Using the gathered materials, Zhang Ming built the cellar’s floor, walls, and ceiling, turning it into a wooden chamber beneath the earth. He didn’t forget to include a hatch leading outside. He fastened the structure together securely with iron nails he had ripped from various fortress buildings, then covered the outer layer with burlap to keep sand from falling in and finally buried the whole thing under soil.
“Flawless,” Zhang Ming muttered, admiring his work. “A finished cellar in just over four hours. Heh! I need to break through to the second stage of Body Tempering soon, then I’ll be even stronger.”
On the leveled dirt floor of the shed, only the trapdoor from the granary loft stood out, the entrance to the hideout. It also served as an air vent, so he couldn’t just bury it again. As a finishing touch, Zhang Ming restored the shed’s wooden floor properly this time, laying thick logs as supports and nailing planks on top. After carefully sweeping away every trace of the dig, no one could have guessed that a secret shelter now lay beneath the old shed.
“This section of the floor comes off,” Zhang Ming showed the girls, “and under it is a hatch to the room where you’ll stay.”
“Underground?” blurted the middle girl, clapping her hand over her mouth in fright.
“Yes. If you want to stay alive, that is.”
“Mm.”
“See that pot? That’s your toilet.” Zhang Ming handed a large clay pot to the eldest girl. “Put this lid on top to keep the smell down.”
“Mm,” she nodded.
“There’s a pigsty next door, so a little smell won’t be noticed — but you’ll suffocate yourselves if you’re not careful. Keep an eye on it. I’ll come as often as I can to clean it out.”
“Mm.”
“The other jar has food. If you ration it, it’ll last two days. I already carried a bucket of clean water into the cellar — here’s the ladle. Understood?”
“Mm,” she nodded again.
“Seems I didn’t forget anything,” Zhang Ming said, finishing his explanation. The only thing left was to help the girls down into their new shelter.

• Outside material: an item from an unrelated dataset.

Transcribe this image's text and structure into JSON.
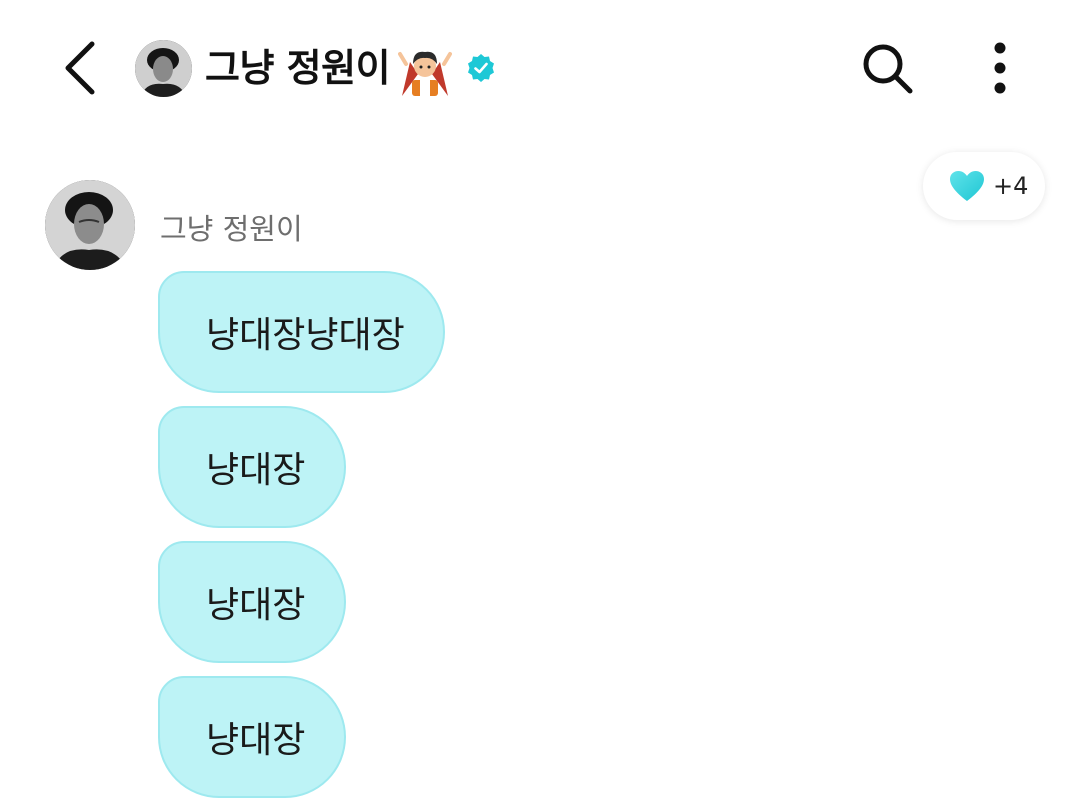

“Hey!” a voice called from outside, followed by the creak of the shed door. “What are you doing in here, huh? Making a racket loud enough to wake the dead…”
Moonlight spilled inside, falling on Zhang Ming, filthy with dirt and the three terrified girls. A smug grin slowly spread across the drunk bandit’s face, as if he’d just found buried treasure. He had noticed a shadow moving in the dark earlier, then heard the hammering sound. Following it out of idle curiosity, he now stumbled upon a precious secret and three girls for his amusement.
“Well, well, rookie! Ha-ha-ha!” he laughed. “Now you’ll be crawling on your knees before…”
Zhang Ming’s eyes flashed with murderous light. In an instant, he was upon the intruder, pickaxe in hand. The tool whistled through the air and smashed almost clean through the man’s skull. The body collapsed to the ground with a dull thud.
Standing over it for a few breaths, Zhang Ming picked up a shovel, pulled the pickaxe free from the corpse, then grabbed the body by the arm and dragged it away from the shed. There, he began digging another hole, smaller this time.
“Hic…” the terrified girls covered their mouths with their hands, following him with wide, frozen eyes.